最近の不正アクセスは異常事態と言えるレベルになっています。自分は大丈夫だと考えている人ほど危ないといえます。
多くはパスワードを不正に入手されアクセスされています。犯人がパスワードを入手する手口をまとめてみます。これを知っておくことにより、パスワード漏えいを防ぐ助けになります。
パスワードクラック
パスワードを類推し不正アクセスする方法です。「password」や「12345678」、「qwertyui」などのパスワードはすぐに破られます。
個人情報から類推できるパスワードも危険です。誕生日、車のナンバープレート、電話番号などです。本人だけでなく、家族や友人のものも危険です。
辞書に載っている言葉もダメです。辞書に載っている言葉を試す不正アクセスツールもあります。
さらに総当たり攻撃と言われる方法があります。すべての文字の組み合わせを試す方法です。
そのため、パスワードは総当たり攻撃をされても現実的な時間で不正アクセスができないようにしておく必要があります。
具体的には、アルファベットの大文字、小文字、数字、記号の文字種をすべて使い、8文字以上とします。
パスワード漏えい
利用しているサービスからパスワードが漏えいすることがあります。これは自分で防ぐことはできません。

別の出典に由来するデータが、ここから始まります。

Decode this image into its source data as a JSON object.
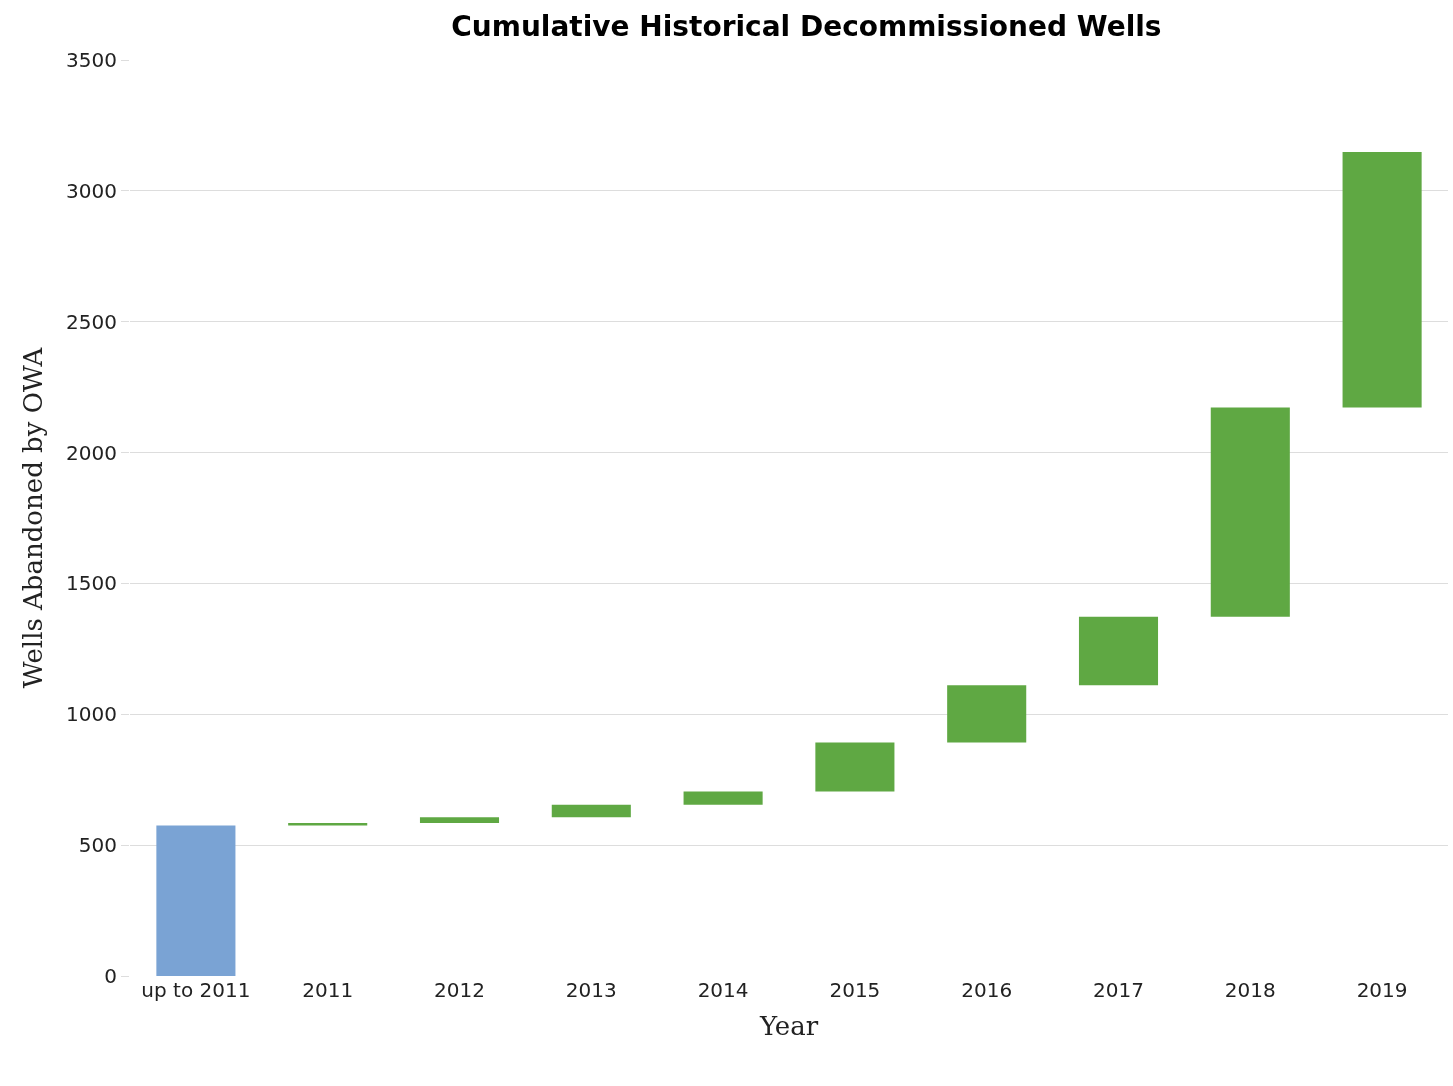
{
  "chart_data": {
    "type": "bar",
    "title": "Cumulative Historical Decommissioned Wells",
    "xlabel": "Year",
    "ylabel": "Wells Abandoned by OWA",
    "categories": [
      "up to 2011",
      "2011",
      "2012",
      "2013",
      "2014",
      "2015",
      "2016",
      "2017",
      "2018",
      "2019"
    ],
    "values": [
      575,
      10,
      22,
      47,
      51,
      187,
      219,
      262,
      799,
      976
    ],
    "base": [
      0,
      575,
      585,
      607,
      654,
      705,
      892,
      1111,
      1373,
      2172
    ],
    "colors": [
      "#7aa3d4",
      "#5fa843",
      "#5fa843",
      "#5fa843",
      "#5fa843",
      "#5fa843",
      "#5fa843",
      "#5fa843",
      "#5fa843",
      "#5fa843"
    ],
    "ylim": [
      0,
      3500
    ],
    "yticks": [
      0,
      500,
      1000,
      1500,
      2000,
      2500,
      3000,
      3500
    ],
    "grid": "y"
  }
}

対策は、パスワードの流用をしないことです。そうすれば、パスワードを漏えいしたサービス以外で被害をこうむることはありません。
通信傍受
通信内容を傍受されてパスワードを盗み取られる可能性があります。
特にフリーWi-Fiは危険です。傍受されていない保証はどこにもありません。海外のホテルや空港では傍受されていると考えたほうが安全です。
基本的な対策は暗号化です。暗号が解読されない限り、傍受されても情報の中身はわかりません。暗号化されていない電子メールは簡単に読み取られます。
ネットワークバンキングなどではSSLという暗号化ツールを使っています。通信を暗号化していないサービスでは、傍受により情報漏えいがあり得ます。
暗号が決して解読されないわけではありません。それなりのコンピュータパワーと時間をかければ解読されてしまいます。
暗号の方式により、解読の困難さも変わります。セキュリティの度合いで暗号化ツールを選択することになります。
先日、『ノマドや海外でWiFi使う方は必須だと思う、VPNソフトを入れてみたよ | More Access! More Fun!』という記事で、VPNソフトを使う例が紹介されていました。
VPNとは、ソフトウェアで通信を専用線のように扱う技術です。専用線ですから原則、傍受できません。
しかし、紹介されているVPNソフトは接続先までを専用線化するのではなく、ソフトベンダーのサーバーまでを専用線化するだけです。ソフトベンダーのサーバーから接続先までは、通常のインターネット通信となります。傍受される可能性が残ります。
紹介されているソフトは、フリーWi-Fiを使うときに、傍受されないために使用するものです。なお、ユーザー数が増えてきたときに、ソフトベンダーのサーバーの性能が十分かどうかも気になるところです。
また、フリーWi-Fiはパソコンのセキュリティが甘いと、接続するだけでパソコンから情報を盗み取られる可能性があります。
フリーWi-Fiは自分のパソコンのセキュリティに自信のある人だけが使うべきで、そうでない人が使うことは危険です。
ソーシャル・エンジニアリング
人間の心理的なすきや行動のミスにつけ込んで、パスワードを入手する方法です。
あまり親しくない上司やシステム管理者のふりをして電話をかけ、パスワードを聞き出す方法などがあります。
パソコンを操作する後ろからのぞきこんでパスワードを入手する方法やパスワードが書かれたメモを見るという方法もソーシャル・エンジニアリングに分類されます。
電子メールで送った偽サイトにアクセスさせ、パスワードを入手するなど手の込んだ方法もあります。
パスワードを忘れた人に対する救済策が利用される場合が多いです。
パスワードを入手しようとする犯人が知恵を絞ってやってきますから、ねらわれると防ぐことは困難です。
まとめ
パスワードは、アルファベットの大文字、小文字、数字、記号を混在した8文字以上の文字列にします。
他のサービスとの流用は避けなければなりません。
インターネットは傍受が可能ですので、暗号化していない通信は、情報が漏えいする可能性があります。電子メールは要注意です。
特にフリーWi-Fiは危険です。通信の傍受だけでなく、パソコンに侵入され情報を盗み取られる可能性もあります。
最近のパスワード漏えいは、フリーWi-Fiで暗号化されていないサービスを使って、発生した可能性があります。
そこで入手したアカウントとパスワードが使われ、パスワードを流用している人が不正アクセスされたということではないでしょうか?